Pretreatment With Toll-like Receptor 4 Antagonist Inhibits Lipopolysaccharide-Induced Preterm Uterine Contractility, Cytokines, and Prostaglandins in Rhesus Monkeys

Abstract
Intrauterine infection, which occurs in most early preterm births, triggers an immune response culminating in preterm labor. The authors hypothesize that blockade of lipopolysaccharide (LPS)—induced immune responses by a toll-like receptor 4 antagonist (TLR4A) would prevent elevations in amniotic fluid (AF) cytokines, prostaglandins, and uterine contractility. Chronically catheterized rhesus monkeys at 128 to 147 days' gestation received intra-amniotic infusions of either (1) saline (n = 6), (2) LPS (0.15-10 µg; n = 4), or (3) TLR4A pretreatment with LPS (10 µg) 1 hour later (n = 4). AF cytokines, prostaglandins, and uterine contractility were compared using 1-way ANOVA with Bonferroniadjusted pairwise comparisons.

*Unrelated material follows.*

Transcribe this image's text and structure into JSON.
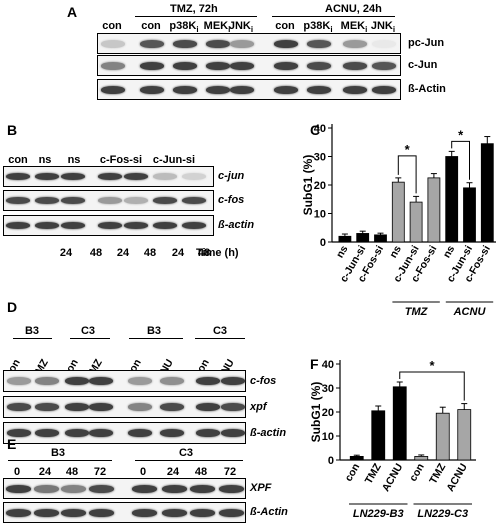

Compared with saline controls, LPS induced significant elevations in AF interleukin-8 (IL-8), tumor necrosis factor (TNF)— α, PGE2, PGF2α, and uterine contractility (P < .05). In contrast, TLR4A pretreatment inhibited LPS-induced uterine activity and was associated with significantly lower AF IL-8, TNF-α, PGE2, and PGF2 αversus LPS alone (P < .05). Toll-like receptor antagonists, together with antibiotics, may delay or prevent infection-associated preterm birth.